Predicting future work and travel patterns is of great importance to cities such as London. The problem with knowledge industries is that they are insanely centripetal. Unlike wealth derived from agriculture or manufacturing, say, which tends to be geographically dispersed, the wealth created by knowledge increasingly concentrates in just a few centres (think of Hollywood, Silicon Valley or the Square Mile). This concentration exacerbates inequality and puts rising pressure on infrastructure and rents.
Two-income households have boosted this network effect: when both partners in a marriage work in a knowledge industry, the odds of both finding satisfactory new employment simultaneously outside a major centre becomes tiny — so the pull of the megalopolis grows stronger still. Migration patterns show the same effect. We talk of UK immigration, but it is often London -immigration.

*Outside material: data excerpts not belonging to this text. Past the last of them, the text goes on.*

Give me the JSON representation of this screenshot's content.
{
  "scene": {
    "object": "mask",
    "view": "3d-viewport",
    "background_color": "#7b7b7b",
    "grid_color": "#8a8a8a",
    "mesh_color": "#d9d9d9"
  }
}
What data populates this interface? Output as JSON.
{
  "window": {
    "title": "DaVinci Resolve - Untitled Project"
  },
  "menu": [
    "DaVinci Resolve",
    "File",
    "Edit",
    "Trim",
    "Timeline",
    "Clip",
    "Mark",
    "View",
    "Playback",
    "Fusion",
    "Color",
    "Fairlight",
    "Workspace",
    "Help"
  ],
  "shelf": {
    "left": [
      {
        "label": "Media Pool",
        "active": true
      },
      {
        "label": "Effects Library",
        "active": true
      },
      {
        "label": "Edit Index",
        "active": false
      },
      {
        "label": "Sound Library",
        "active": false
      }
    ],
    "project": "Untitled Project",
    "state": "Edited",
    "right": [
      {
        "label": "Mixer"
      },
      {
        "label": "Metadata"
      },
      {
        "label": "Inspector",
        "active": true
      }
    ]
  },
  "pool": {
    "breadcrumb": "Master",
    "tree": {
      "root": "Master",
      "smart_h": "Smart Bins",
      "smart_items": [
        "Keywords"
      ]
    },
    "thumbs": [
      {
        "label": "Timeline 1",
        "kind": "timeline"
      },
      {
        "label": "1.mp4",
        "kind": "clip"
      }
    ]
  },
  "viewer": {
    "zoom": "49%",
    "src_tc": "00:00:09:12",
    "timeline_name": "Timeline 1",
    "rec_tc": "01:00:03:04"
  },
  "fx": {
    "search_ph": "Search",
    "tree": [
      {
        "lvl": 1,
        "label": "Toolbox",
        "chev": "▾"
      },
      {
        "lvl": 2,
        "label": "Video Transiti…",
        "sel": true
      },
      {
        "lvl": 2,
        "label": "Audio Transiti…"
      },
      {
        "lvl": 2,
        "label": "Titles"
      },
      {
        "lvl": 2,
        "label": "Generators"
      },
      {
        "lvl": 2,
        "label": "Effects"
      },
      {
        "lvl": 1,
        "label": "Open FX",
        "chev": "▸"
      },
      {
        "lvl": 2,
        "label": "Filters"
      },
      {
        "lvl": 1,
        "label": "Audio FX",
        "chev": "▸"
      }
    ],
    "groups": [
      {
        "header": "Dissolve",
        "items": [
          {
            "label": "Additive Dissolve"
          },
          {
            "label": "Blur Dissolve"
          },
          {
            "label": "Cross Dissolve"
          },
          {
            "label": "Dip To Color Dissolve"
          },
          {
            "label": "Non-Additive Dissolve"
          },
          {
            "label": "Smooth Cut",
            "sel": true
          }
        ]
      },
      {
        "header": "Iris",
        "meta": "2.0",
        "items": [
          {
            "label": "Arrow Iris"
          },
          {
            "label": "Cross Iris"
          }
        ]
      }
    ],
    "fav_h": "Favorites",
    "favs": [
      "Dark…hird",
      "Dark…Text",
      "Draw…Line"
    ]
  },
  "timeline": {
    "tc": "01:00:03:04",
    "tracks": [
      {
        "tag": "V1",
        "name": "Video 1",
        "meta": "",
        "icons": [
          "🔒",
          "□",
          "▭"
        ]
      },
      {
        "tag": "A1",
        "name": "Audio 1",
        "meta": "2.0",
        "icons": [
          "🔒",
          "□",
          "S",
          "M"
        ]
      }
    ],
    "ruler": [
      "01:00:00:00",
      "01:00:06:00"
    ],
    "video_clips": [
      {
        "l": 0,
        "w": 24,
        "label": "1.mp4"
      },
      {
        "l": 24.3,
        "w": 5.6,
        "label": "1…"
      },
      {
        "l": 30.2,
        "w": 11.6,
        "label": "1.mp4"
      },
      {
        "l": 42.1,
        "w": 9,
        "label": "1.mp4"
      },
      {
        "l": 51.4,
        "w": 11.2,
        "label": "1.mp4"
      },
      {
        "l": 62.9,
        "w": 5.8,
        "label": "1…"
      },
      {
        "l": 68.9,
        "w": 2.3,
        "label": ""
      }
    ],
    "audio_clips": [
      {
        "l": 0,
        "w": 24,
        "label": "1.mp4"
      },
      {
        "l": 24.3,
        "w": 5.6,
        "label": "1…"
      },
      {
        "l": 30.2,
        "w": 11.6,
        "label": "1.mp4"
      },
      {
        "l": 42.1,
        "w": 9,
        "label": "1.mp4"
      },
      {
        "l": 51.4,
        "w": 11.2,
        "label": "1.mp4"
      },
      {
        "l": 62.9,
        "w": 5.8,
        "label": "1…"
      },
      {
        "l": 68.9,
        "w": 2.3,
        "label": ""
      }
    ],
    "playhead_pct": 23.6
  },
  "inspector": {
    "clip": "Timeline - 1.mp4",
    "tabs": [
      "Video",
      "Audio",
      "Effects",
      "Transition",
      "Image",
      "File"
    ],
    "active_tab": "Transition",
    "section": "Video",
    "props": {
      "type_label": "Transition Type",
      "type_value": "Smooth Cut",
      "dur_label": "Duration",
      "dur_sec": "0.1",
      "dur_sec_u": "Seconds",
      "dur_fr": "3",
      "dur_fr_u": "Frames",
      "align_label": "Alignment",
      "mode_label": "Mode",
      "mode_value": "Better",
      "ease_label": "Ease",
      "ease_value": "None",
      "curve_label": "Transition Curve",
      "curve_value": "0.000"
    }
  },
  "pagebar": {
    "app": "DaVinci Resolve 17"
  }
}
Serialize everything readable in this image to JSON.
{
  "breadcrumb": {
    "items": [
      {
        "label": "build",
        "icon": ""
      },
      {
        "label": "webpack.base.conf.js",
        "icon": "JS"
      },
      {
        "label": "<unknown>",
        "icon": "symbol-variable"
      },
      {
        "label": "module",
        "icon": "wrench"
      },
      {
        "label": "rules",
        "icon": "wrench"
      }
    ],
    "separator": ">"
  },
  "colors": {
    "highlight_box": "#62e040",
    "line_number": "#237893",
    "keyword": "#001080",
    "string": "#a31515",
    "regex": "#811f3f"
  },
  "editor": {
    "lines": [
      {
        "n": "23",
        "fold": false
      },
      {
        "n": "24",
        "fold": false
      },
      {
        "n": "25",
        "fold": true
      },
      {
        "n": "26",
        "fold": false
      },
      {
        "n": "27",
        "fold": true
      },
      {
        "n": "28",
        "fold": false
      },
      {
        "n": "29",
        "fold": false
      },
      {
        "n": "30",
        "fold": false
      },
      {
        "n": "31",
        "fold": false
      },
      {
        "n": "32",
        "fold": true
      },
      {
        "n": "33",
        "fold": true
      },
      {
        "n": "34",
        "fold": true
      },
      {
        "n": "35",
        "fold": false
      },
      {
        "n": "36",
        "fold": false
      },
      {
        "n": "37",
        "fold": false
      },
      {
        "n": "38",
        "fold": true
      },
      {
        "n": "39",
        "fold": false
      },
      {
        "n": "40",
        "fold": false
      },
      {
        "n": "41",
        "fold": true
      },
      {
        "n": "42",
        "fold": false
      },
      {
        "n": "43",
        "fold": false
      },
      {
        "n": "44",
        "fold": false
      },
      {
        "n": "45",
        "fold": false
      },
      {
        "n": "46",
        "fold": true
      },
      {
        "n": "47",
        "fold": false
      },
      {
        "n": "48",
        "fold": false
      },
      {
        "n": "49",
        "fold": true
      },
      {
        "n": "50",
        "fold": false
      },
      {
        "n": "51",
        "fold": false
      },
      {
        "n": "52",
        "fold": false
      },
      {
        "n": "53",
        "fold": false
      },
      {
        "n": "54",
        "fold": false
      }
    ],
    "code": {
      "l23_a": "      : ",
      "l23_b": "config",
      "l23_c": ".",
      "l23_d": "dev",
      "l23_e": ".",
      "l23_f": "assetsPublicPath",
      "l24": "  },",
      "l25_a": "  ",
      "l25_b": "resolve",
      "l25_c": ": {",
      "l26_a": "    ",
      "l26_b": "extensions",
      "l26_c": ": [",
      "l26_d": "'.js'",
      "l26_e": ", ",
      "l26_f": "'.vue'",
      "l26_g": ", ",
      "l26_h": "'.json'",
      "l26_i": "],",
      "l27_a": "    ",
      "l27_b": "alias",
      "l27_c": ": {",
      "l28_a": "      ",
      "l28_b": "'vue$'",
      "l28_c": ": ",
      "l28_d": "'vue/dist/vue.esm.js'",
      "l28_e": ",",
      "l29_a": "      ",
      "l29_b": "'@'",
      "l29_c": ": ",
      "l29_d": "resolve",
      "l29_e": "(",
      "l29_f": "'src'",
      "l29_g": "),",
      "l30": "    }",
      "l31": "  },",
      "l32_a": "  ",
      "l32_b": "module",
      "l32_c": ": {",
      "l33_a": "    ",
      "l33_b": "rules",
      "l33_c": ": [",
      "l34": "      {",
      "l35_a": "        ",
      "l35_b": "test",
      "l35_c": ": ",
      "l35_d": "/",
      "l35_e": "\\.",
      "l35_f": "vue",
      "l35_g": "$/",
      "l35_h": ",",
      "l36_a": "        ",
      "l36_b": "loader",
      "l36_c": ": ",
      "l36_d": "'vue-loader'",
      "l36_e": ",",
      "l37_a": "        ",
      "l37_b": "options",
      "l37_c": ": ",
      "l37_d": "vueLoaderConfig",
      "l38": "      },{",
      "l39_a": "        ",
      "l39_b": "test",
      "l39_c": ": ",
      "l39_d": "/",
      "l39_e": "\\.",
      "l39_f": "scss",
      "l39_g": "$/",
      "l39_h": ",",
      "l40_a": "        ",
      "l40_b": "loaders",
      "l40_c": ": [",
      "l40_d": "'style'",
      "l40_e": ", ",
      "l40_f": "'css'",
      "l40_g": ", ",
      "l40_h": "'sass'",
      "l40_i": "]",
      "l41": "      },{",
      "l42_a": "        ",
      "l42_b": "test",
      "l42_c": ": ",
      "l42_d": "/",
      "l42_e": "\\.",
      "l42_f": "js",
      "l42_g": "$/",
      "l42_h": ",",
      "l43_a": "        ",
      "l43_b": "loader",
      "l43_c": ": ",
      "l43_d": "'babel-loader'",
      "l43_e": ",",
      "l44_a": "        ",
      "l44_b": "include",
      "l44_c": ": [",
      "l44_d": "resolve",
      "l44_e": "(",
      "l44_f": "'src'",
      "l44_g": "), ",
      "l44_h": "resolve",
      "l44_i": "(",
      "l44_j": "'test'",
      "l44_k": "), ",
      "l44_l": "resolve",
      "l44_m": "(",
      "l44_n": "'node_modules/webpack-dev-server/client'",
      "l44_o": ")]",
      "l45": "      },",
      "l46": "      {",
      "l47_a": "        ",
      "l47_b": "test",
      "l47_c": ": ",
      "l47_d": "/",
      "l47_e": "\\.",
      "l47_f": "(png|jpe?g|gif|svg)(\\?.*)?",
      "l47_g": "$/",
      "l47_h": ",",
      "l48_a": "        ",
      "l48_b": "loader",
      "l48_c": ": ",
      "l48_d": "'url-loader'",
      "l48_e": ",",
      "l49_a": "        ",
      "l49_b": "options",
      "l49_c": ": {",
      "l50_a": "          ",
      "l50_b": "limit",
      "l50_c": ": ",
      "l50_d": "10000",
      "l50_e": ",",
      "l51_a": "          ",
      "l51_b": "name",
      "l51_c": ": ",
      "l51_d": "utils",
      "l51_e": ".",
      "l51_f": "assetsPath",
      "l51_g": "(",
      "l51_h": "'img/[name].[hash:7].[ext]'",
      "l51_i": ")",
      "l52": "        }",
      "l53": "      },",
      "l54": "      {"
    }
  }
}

Part-time teleworking could relieve congestion; longer commutes might be tolerable if Londoners were allowed to work at home on one or two days a week. We shall need to do something, because the ‘big cities get even bigger’ effect isn’t going to go away.
What is ironic about this is that it is another case of technology having the opposite effect to that which we predicted. Fifteen years ago everyone thought electronic networks would reduce the magnetic pull of cities — and that everyone would end up living and working by a lake. Instead the opposite has happened.
The same surprise effect happened with the contraceptive pill. People confidently predicted this would end single-parenthood and out-of-wedlock births. Instead, both rocketed. As the economist George Akerlof proposed, the pill allowed men to see pregnancy as a female choice and removed the idea of paternal obligation.
This is a complex world, full of unintended consequences, and we don’t really understand it. The problems arise when we think we do. As the great Charlie Munger advises, ‘Always invert.’